New Delhi, April 7 (IANS) A team of scientists from the Institute of Advanced Study in Science and Technology (IASST), an autonomous institute of the Department of Science and Technology (DST), has developed new magnetic nanoparticles that will help boost treatments against cancer.
The magnetic system developed using nanoparticles treats cancer by increasing the temperature of tumour cells. The system works through a procedure called magnetic hyperthermia for treating cancer.
Cancer has been considered one of the most threatening diseases for humanity.
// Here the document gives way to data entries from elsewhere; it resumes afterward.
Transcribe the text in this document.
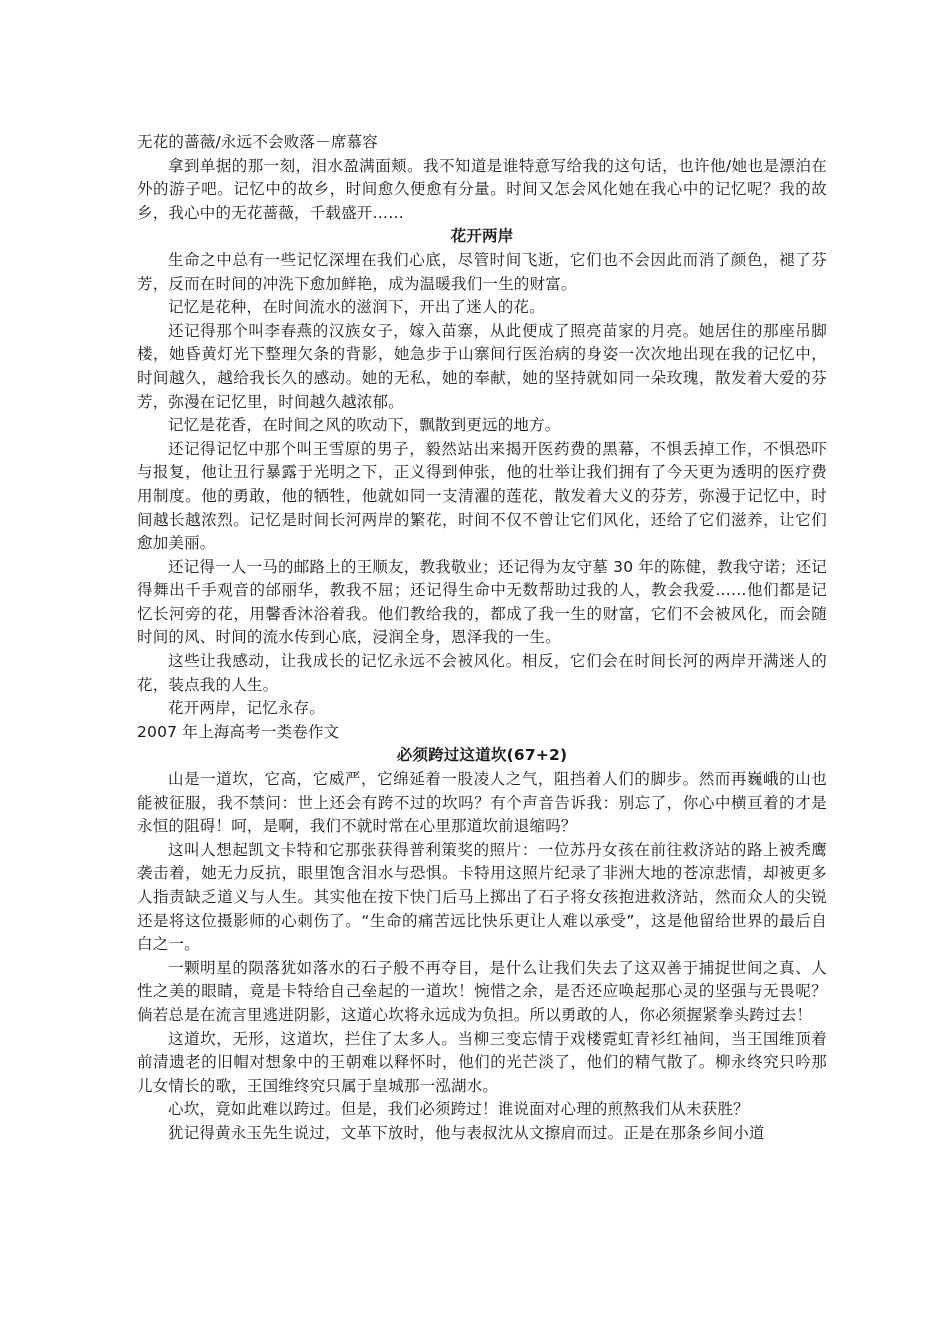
无花的蔷薇/永远不会败落－席慕容

拿到单据的那一刻，泪水盈满面颊。我不知道是谁特意写给我的这句话，也许他/她也是漂泊在外的游子吧。记忆中的故乡，时间愈久便愈有分量。时间又怎会风化她在我心中的记忆呢？我的故乡，我心中的无花蔷薇，千载盛开……

花开两岸

生命之中总有一些记忆深埋在我们心底，尽管时间飞逝，它们也不会因此而消了颜色，褪了芬芳，反而在时间的冲洗下愈加鲜艳，成为温暖我们一生的财富。

记忆是花种，在时间流水的滋润下，开出了迷人的花。

还记得那个叫李春燕的汉族女子，嫁入苗寨，从此便成了照亮苗家的月亮。她居住的那座吊脚 楼，她昏黄灯光下整理欠条的背影，她急步于山寨间行医治病的身姿一次次地出现在我的记忆中，时间越久，越给我长久的感动。她的无私，她的奉献，她的坚持就如同一朵玫瑰，散发着大爱的芬芳，弥漫在记忆里，时间越久越浓郁。

记忆是花香，在时间之风的吹动下，飘散到更远的地方。

还记得记忆中那个叫王雪原的男子，毅然站出来揭开医药费的黑幕，不惧丢掉工作，不惧恐吓与报复，他让丑行暴露于光明之下，正义得到伸张，他的壮举让我们拥有了今天更为透明的医疗费用制度。他的勇敢，他的牺牲，他就如同一支清濯的莲花，散发着大义的芬芳，弥漫于记忆中，时间越长越浓烈。记忆是时间长河两岸的繁花，时间不仅不曾让它们风化，还给了它们滋养，让它们愈加美丽。

还记得一人一马的邮路上的王顺友，教我敬业；还记得为友守墓 30 年的陈健，教我守诺；还记得舞出千手观音的邰丽华，教我不屈；还记得生命中无数帮助过我的人，教会我爱……他们都是记忆长河旁的花，用馨香沐浴着我。他们教给我的，都成了我一生的财富，它们不会被风化，而会随时间的风、时间的流水传到心底，浸润全身，恩泽我的一生。

这些让我感动，让我成长的记忆永远不会被风化。相反，它们会在时间长河的两岸开满迷人的花，装点我的人生。

花开两岸，记忆永存。

2007 年上海高考一类卷作文

必须跨过这道坎(67+2)

山是一道坎，它高，它威严，它绵延着一股凌人之气，阻挡着人们的脚步。然而再巍峨的山也能被征服，我不禁问：世上还会有跨不过的坎吗？有个声音告诉我：别忘了，你心中横亘着的才是永恒的阻碍！呵，是啊，我们不就时常在心里那道坎前退缩吗？

这叫人想起凯文卡特和它那张获得普利策奖的照片：一位苏丹女孩在前往救济站的路上被秃鹰袭击着，她无力反抗，眼里饱含泪水与恐惧。卡特用这照片纪录了非洲大地的苍凉悲情，却被更多人指责缺乏道义与人生。其实他在按下快门后马上掷出了石子将女孩抱进救济站，然而众人的尖锐还是将这位摄影师的心刺伤了。“生命的痛苦远比快乐更让人难以承受”，这是他留给世界的最后自白之一。

一颗明星的陨落犹如落水的石子般不再夺目，是什么让我们失去了这双善于捕捉世间之真、人性之美的眼睛，竟是卡特给自己垒起的一道坎！惋惜之余，是否还应唤起那心灵的坚强与无畏呢？倘若总是在流言里逃进阴影，这道心坎将永远成为负担。所以勇敢的人，你必须握紧拳头跨过去！

这道坎，无形，这道坎，拦住了太多人。当柳三变忘情于戏楼霓虹青衫红袖间，当王国维顶着前清遗老的旧帽对想象中的王朝难以释怀时，他们的光芒淡了，他们的精气散了。柳永终究只吟那儿女情长的歌，王国维终究只属于皇城那一泓湖水。

心坎，竟如此难以跨过。但是，我们必须跨过！谁说面对心理的煎熬我们从未获胜？

犹记得黄永玉先生说过，文革下放时，他与表叔沈从文擦肩而过。正是在那条乡间小道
Of several available treatment methods, the most effective treatments for cancerous cells are radiation therapy, chemotherapy, targeted therapy, and stem cell transplant.
All the cancer treatment methods have demonstrated multiple side effects.
In addition to being costly, the treatments are also inaccessible to many.
The team from IASST focused on nanomagnets, which opened a targeted heat generation process (hyperthermia) to treat cancer cells.
The therapy comes with comparatively fewer side effects and is controlled by the magnetic field from outside.
Due to the direct impact of various physical parameters of nanomagnets on the self-heating efficacy, it is challenging to create and control bio-friendly coated magnetic nanoparticles with an effective heat generation efficiency.
Thus, the team synthesised nanocrystalline cobalt chromite magnetic nanoparticles with varying rare-earth Gd dopant contents using the conventional chemical co-precipitation route.
These magnetic nanoparticles' inhomogeneous in fluid form was used further to generate heat under the applied alternating magnetic field."
"The heat generation method of magnetic nanoparticles can be used in treating cancer cells by elevating the cell temperature up to 46 degrees Celsius for a specific duration, causing necrosis in the injured cells when applied to particular cancer locations," the researchers said.
"Thus, superparamagnetic nanoparticles act as nano-heaters and can potentially be utilised in magnetic hyperthermia applications for treating cancer and offering alternative cancer therapy," they added.
The findings have recently been published in Nanoscale Advances, a peer-reviewed journal of the Royal Society of Chemistry, UK.